AgentSkillsCN

add-eval

在backend/evals/test_cases.py中,按照DATA_AGENT_CASES、KNOWLEDGE_AGENT_CASES与WEB_SEARCH_CASES所使用的TestCase数据类模式,为Agent搭建评估测试用例。

SKILL.md
--- frontmatter
name: add-eval
description: Scaffold eval test cases for an agent in backend/evals/test_cases.py, following the TestCase dataclass pattern used by DATA_AGENT_CASES, KNOWLEDGE_AGENT_CASES, and WEB_SEARCH_CASES
disable-model-invocation: true

Add TestCase entries for a new or existing agent to backend/evals/test_cases.py.

Before You Start

  1. Read backend/evals/test_cases.py — understand the TestCase dataclass and the existing case lists
  2. Read the target agent at backend/agents/<name>.py — understand its id=, tools, knowledge sources, and expected output style
  3. Read backend/evals/run_evals.py lines 1-30 — understand what fields are used during evaluation

TestCase Schema

python
@dataclass
class TestCase:
    question: str            # The user query sent to the agent
    expected_strings: list[str]  # Strings that MUST appear in the response
    category: str            # "basic" | "aggregation" | "data_quality" | "complex" | "edge_case" | "navigation"
    agent_id: str            # Must match the agent's id= field exactly (default: "data-agent")
    golden_sql: str | None   # Ground-truth SQL for data-agent cases (optional)
    expected_result: str | None  # Exact expected value for golden SQL comparison (optional)
    golden_path: str | None  # Knowledge path label for knowledge-agent cases (optional)

Steps

  1. Add a named list for the agent below the last existing *_CASES list:

    python
    # ---------------------------------------------------------------------------
    # <AgentName> Test Cases
    # ---------------------------------------------------------------------------
    <AGENT_ID_UPPER>_CASES: list[TestCase] = [
        ...
    ]
    
  2. Write 4–6 test cases covering:

    • basic — typical, direct query the agent is designed to handle
    • basic — second typical query using a different tool or knowledge path
    • complex — multi-step or compound query
    • edge_case — query at the boundary of what the agent knows/can do
    • edge_case — query the agent should gracefully decline or redirect
  3. Set agent_id to the exact string from the agent's id= constructor argument.
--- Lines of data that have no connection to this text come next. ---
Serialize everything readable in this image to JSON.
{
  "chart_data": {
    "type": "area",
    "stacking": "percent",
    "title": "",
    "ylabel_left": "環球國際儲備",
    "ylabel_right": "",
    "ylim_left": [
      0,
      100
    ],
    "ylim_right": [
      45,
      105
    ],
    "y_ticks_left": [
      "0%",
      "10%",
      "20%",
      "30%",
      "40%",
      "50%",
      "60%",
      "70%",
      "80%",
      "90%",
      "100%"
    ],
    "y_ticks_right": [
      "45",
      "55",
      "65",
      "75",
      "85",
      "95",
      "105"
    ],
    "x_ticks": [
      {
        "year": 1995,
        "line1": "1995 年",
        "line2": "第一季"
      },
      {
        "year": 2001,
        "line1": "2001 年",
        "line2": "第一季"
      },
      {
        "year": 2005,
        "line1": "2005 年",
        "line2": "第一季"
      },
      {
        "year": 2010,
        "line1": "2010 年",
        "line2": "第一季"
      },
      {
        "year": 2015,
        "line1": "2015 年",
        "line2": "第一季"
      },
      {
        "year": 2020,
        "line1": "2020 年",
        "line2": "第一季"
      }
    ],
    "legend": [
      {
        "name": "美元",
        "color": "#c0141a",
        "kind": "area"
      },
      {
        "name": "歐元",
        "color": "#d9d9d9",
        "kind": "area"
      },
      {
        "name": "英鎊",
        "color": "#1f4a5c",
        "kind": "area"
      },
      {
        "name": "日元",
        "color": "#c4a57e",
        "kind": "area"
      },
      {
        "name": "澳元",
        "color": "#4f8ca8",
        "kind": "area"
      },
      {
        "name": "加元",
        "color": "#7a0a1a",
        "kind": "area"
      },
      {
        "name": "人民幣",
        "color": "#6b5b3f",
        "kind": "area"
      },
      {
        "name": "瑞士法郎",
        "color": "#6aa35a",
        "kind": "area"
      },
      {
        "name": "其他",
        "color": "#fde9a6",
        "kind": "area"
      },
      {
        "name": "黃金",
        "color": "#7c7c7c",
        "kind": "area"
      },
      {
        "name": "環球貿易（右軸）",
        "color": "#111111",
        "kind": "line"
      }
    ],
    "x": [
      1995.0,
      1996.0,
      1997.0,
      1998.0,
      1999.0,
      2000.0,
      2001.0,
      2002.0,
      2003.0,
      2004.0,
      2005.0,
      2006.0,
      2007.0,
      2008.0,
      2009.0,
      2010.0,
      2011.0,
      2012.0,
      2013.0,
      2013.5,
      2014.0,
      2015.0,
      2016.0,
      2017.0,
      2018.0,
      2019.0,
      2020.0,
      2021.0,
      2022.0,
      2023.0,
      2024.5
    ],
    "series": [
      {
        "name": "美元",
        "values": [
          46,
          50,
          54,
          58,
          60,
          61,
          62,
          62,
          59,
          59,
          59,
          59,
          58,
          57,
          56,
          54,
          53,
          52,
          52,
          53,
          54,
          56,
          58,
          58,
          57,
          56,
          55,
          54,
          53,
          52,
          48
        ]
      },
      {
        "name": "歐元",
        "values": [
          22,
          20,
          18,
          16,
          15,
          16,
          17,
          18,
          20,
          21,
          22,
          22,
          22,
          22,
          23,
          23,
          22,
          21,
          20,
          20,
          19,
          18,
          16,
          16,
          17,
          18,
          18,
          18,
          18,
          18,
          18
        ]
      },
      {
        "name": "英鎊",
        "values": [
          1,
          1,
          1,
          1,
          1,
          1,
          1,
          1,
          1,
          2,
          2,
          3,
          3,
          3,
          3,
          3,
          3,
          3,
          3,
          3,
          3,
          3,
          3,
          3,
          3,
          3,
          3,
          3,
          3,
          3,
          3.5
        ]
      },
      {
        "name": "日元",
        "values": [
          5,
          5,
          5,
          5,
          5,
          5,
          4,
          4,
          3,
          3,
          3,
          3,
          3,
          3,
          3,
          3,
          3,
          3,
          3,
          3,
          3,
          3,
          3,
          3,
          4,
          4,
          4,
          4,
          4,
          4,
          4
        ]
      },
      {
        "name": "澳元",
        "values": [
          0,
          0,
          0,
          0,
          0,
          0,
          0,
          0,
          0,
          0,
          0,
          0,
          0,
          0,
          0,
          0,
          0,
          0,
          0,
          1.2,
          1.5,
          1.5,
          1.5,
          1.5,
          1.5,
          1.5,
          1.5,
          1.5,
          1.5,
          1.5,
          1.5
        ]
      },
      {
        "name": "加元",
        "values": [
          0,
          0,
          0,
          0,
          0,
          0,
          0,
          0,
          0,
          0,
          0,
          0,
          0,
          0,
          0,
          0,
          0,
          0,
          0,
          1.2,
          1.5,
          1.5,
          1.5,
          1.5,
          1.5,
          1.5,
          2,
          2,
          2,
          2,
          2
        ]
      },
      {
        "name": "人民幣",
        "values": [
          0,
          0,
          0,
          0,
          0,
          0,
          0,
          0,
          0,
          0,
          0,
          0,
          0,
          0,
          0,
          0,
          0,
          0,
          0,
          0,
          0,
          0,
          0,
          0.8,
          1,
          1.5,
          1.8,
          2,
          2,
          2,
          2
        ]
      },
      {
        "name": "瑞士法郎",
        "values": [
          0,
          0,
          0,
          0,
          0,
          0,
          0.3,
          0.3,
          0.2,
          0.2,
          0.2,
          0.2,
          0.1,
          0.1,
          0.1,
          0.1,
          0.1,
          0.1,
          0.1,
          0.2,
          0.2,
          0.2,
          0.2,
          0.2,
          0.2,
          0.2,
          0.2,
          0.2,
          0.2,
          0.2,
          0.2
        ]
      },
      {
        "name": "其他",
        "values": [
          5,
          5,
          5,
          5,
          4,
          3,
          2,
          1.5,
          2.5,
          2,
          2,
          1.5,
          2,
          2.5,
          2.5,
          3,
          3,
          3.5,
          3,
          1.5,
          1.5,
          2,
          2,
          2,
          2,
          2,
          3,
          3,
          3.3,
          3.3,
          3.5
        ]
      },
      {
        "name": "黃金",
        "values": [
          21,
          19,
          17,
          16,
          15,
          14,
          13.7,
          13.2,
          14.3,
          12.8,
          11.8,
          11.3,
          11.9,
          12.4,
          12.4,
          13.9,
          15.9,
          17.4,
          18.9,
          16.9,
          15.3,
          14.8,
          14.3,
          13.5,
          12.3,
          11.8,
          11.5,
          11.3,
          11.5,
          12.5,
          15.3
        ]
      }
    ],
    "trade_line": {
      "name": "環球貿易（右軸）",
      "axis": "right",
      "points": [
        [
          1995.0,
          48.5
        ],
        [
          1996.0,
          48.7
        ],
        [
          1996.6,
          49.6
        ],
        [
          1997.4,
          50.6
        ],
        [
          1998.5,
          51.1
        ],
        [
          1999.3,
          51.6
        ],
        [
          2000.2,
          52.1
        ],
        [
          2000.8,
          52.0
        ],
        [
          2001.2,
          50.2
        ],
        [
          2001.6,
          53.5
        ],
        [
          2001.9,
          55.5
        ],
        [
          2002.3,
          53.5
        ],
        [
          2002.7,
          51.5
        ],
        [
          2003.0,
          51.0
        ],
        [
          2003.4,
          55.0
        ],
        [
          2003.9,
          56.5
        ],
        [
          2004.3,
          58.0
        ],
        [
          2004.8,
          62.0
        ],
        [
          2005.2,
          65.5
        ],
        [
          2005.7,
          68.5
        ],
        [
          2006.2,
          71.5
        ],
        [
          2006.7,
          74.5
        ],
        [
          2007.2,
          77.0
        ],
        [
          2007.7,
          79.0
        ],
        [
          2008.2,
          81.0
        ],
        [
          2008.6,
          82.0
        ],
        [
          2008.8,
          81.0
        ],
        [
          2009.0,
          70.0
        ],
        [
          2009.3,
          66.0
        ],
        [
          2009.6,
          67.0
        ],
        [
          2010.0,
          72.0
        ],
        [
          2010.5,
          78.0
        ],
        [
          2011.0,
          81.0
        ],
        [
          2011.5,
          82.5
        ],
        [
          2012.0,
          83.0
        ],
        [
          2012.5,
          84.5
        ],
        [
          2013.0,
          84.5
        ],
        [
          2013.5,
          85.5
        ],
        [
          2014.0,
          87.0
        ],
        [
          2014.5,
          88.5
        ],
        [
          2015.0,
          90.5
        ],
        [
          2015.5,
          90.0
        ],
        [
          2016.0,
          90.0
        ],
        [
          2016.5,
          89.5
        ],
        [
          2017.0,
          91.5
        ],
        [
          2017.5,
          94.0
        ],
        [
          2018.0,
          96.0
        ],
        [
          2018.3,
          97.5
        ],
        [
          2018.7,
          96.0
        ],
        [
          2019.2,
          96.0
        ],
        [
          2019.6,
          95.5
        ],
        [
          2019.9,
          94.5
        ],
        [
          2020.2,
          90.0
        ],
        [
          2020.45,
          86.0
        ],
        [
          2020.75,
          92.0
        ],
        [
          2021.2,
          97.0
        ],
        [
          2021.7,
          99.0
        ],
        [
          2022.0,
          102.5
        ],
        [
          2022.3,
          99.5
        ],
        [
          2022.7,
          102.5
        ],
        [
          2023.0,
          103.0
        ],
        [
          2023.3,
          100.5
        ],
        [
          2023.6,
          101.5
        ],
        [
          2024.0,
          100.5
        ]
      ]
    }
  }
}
  4. Add to ALL_CASES at the bottom of the file:

    python
    ALL_CASES = DATA_AGENT_CASES + KNOWLEDGE_AGENT_CASES + WEB_SEARCH_CASES + <AGENT_ID_UPPER>_CASES
    

Rules

  • expected_strings must be strings the agent will reliably produce — not LLM paraphrases. Use proper nouns, IDs, or keywords from the data, not generic words like "the" or "result".
  • For data-agent cases, always include golden_sql when the answer is deterministic from the database. The runner uses it for exact result comparison.
  • For knowledge-agent cases, set golden_path to the document section name when the answer should come from a specific loaded document.
  • Do not add test cases requiring live external services (web, stock prices, real-time data) without noting that they need a running backend with appropriate tools enabled.
  • edge_case tests for "out of scope" queries should use expected_strings=["no"] or a short substring the agent uses when declining — check the agent's system prompt for its exact refusal phrasing.

Running Evals

bash
# Run all cases for the agent
mise run evals:run -- -c basic           # filter by category
mise run evals:run                       # all cases
mise run evals:run -- -v                 # verbose (show full responses)
mise run evals:run -- -g                 # LLM grading mode

Requires: running backend (mise run docker:up) and loaded data (mise run load-sample-data for data-agent).